Kerry Washington stars on one of the hottest shows on TV. The second season finale of her critically acclaimed ABC political drama “Scandal” topped nine million viewers last week. Yet she sits in the seventh slot on our list of the potential six nominees for Best Drama Actress at the Emmys. If she can reap a bid, she is spoilt for choice when it comes to which single episode to submit to the jury that determines the winner.
So, why is she not a frontrunner? Could it be racial bias?
After all, Washington stars on the highest-rated series among the top tier of women vying for Emmy recognition. “Scandal” is generating lots of buzz, meriting the covers of Entertainment Weekly and TV Guide. And she got great reviews: Alan Sepinwall (Hitfix) said, “she owns every moment she’s on camera, and is completely believable as someone who’d feel comfortable charging into the Oval Office to yell at the Commander-in-Chief” while EW called her “a stunning scene stealer.”
The TV academy has a shameful record of recognizing African American women in leading roles on drama series. Only four have even contended in this race — Debbie Allen (“Fame”; 1982, 1983, 1984, 1985), Alfre Woodard (“St. Elsewhere”; 1986), Regina Taylor (“I’ll Fly Away”; 1992, 1993) and Cicely Tyson (“Sweet Justice”; 1995) — and none won.

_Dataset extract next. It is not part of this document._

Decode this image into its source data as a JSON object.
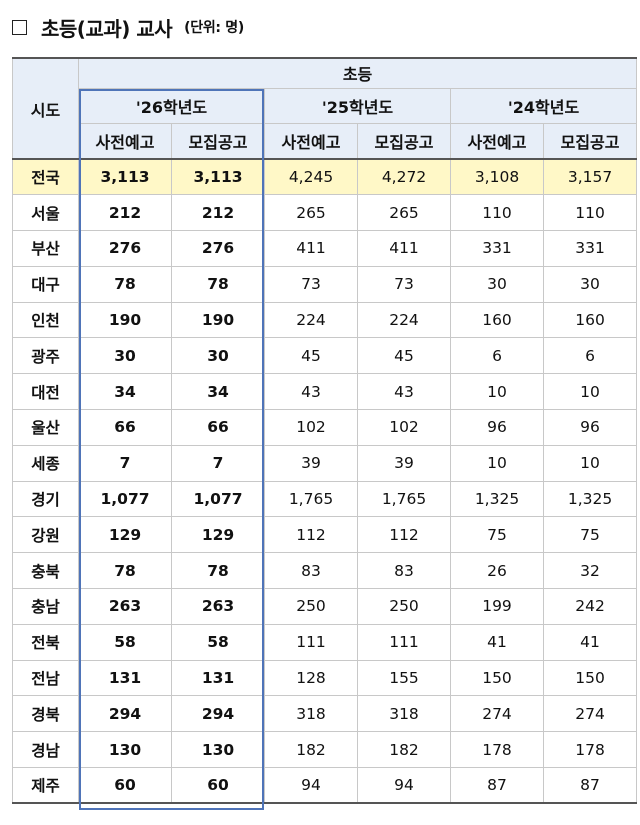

Allen lost first to Michael Learned (“Nurse”) and then for three years running to Tyne Daly (“Cagney & Lacey”). Woodard was bested by Daly’s co-star Sharon Gless. Taylor lost to Dana Delaney (“China Beach”) and then Kathy Baker (“Picket Fences”) who also defeated Tyson. While these women were worthy enough, where was the outcry over the exclusion of African American actresses from the winners circle?
That no African American woman has even contended for Best Drama Actress since 1995 is shocking. Yes, they are rarely given the opportunity to headline their own shows but when they do, surely they merit Emmy consideration.
Oscar nominee Angela Bassett did some of the best work of her stellar career on the final season of “ER” but was snubbed. While the medical drama “HawthoRNe” had its problems, star Jada Pinkett Smith was outstanding. Likewise, Khandi Alexander in the critical darling “Treme” which has been ignored by the academy much as “The Wire” was.
Halle Berry (“Monster’s Ball”) broke the color barrier for women at the Oscars at the 74th annual ceremony in 2001. That she did was due to the rising awareness of this blot on the motion picture academy’s record.
Isn’t it time that TV academy voters do likewise?